L’iDroid funziona perfettamente come mappa e accendino, ma non osate gestire la Mother Base in un giorno no del server.

LA FRUSTRAZIONE DI KOJIMA

Konami ha rotto malamente con Hideo Kojima e ha cercato di cancellarne il ricordo, lo sappiamo, ma Kojima ha incassato il colpo veramente male. Mentre in Ground Zeroes la sua presenza era dolce-amara ed elegante, in Phantom Pain la cosa degenera rapidamente dal divertente all’esasperante. Sfruttando la serialità del formato scelto, il malefico sviluppatore ha deciso di creare titoli di testa e di coda per ogni singola missione della storia principale, spammando di fatto il proprio nome e il logo del suo defunto Kojima Productions al pari di un grosso dito medio all’azienda che lo ha cacciato via. A questo vanno aggiunti i manifesti autocelebrativi e le comparsate ingame, una delle quali è talmente pigra che obbliga i gamer a replicare un’avventura già portata a termine sostituendo semplicemente il modello dell’ostaggio da salvare. Va bene essere frustrati, va bene togliersi il sassolino dalla scarpa, ma manca poco che Kojima esca fuori dallo schermo per marchiare a fuoco ogni persona con in mano un controller. Una situazione più estenuante si potrebbe verificare solamente se Kojima decidesse di replicare il film Essere John Malkovich in versione videoludica.

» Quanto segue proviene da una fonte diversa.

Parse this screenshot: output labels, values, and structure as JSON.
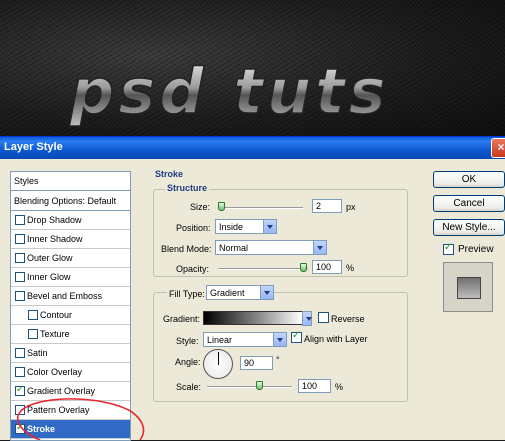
{
  "artwork": {
    "title_text": "psd tuts"
  },
  "dialog": {
    "title": "Layer Style",
    "close_icon": "×",
    "styles_header": "Styles",
    "blending_options": "Blending Options: Default",
    "items": [
      {
        "label": "Drop Shadow",
        "checked": false
      },
      {
        "label": "Inner Shadow",
        "checked": false
      },
      {
        "label": "Outer Glow",
        "checked": false
      },
      {
        "label": "Inner Glow",
        "checked": false
      },
      {
        "label": "Bevel and Emboss",
        "checked": false
      },
      {
        "label": "Contour",
        "checked": false,
        "indent": true
      },
      {
        "label": "Texture",
        "checked": false,
        "indent": true
      },
      {
        "label": "Satin",
        "checked": false
      },
      {
        "label": "Color Overlay",
        "checked": false
      },
      {
        "label": "Gradient Overlay",
        "checked": true
      },
      {
        "label": "Pattern Overlay",
        "checked": false
      },
      {
        "label": "Stroke",
        "checked": true,
        "selected": true
      }
    ],
    "buttons": {
      "ok": "OK",
      "cancel": "Cancel",
      "new_style": "New Style..."
    },
    "preview_label": "Preview",
    "stroke": {
      "heading": "Stroke",
      "structure_legend": "Structure",
      "size_label": "Size:",
      "size_value": "2",
      "size_unit": "px",
      "size_level": 0.02,
      "position_label": "Position:",
      "position_value": "Inside",
      "blend_mode_label": "Blend Mode:",
      "blend_mode_value": "Normal",
      "opacity_label": "Opacity:",
      "opacity_value": "100",
      "opacity_unit": "%",
      "fill_type_label": "Fill Type:",
      "fill_type_value": "Gradient",
      "gradient_label": "Gradient:",
      "reverse_label": "Reverse",
      "reverse_checked": false,
      "style_label": "Style:",
      "style_value": "Linear",
      "align_label": "Align with Layer",
      "align_checked": true,
      "angle_label": "Angle:",
      "angle_value": "90",
      "angle_unit": "°",
      "scale_label": "Scale:",
      "scale_value": "100",
      "scale_unit": "%"
    }
  },
  "colors": {
    "selection": "#316ac5",
    "titlebar": "#0a5fd8",
    "annotation": "#e8262e"
  }
}
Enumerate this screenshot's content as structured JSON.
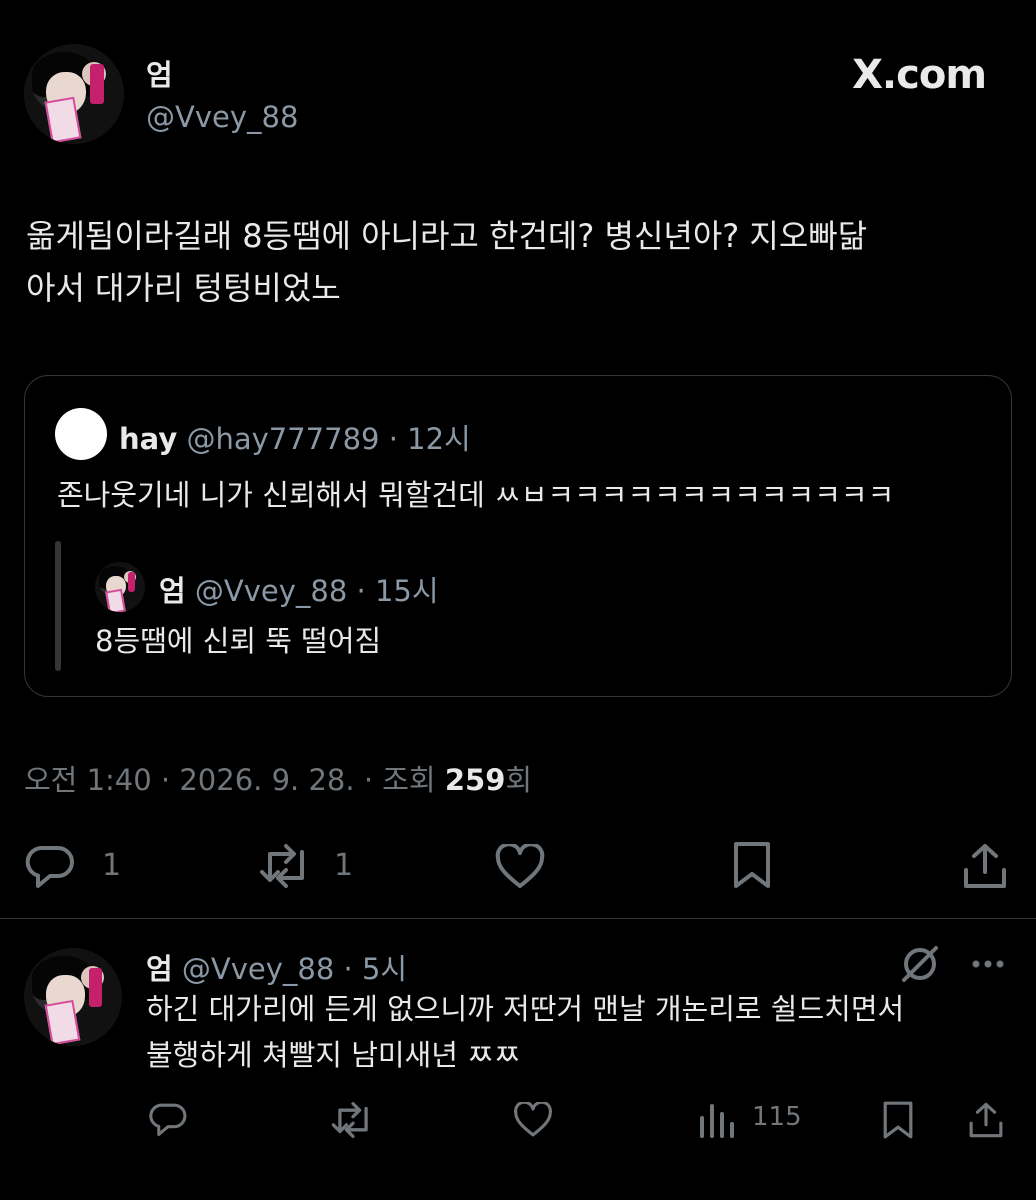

Kojima? Kojima, koji-kojima!
Kojima? Kojima, koji-kojima!

Volendo si potrebbero aggiungere altre osservazioni alla lista, ma credo di aver reso chiaro il punto. Metal Gear Solid V: Phantom Pain non è di certo un videogame indegno, ma non posso che sentirmi in qualche modo tradito e avvilito da un qualcosa così diverso da ciò che amavo. È come se stessi giocando a un Metal Gear che non è un Metal Gear, senza contare quelle grosse parti mancanti nella storia che nella loro non esistenza si fanno sentire dolorosamente come… come… un arto fantasma?! Dannato Kojima, lo hai fatto di nuovo!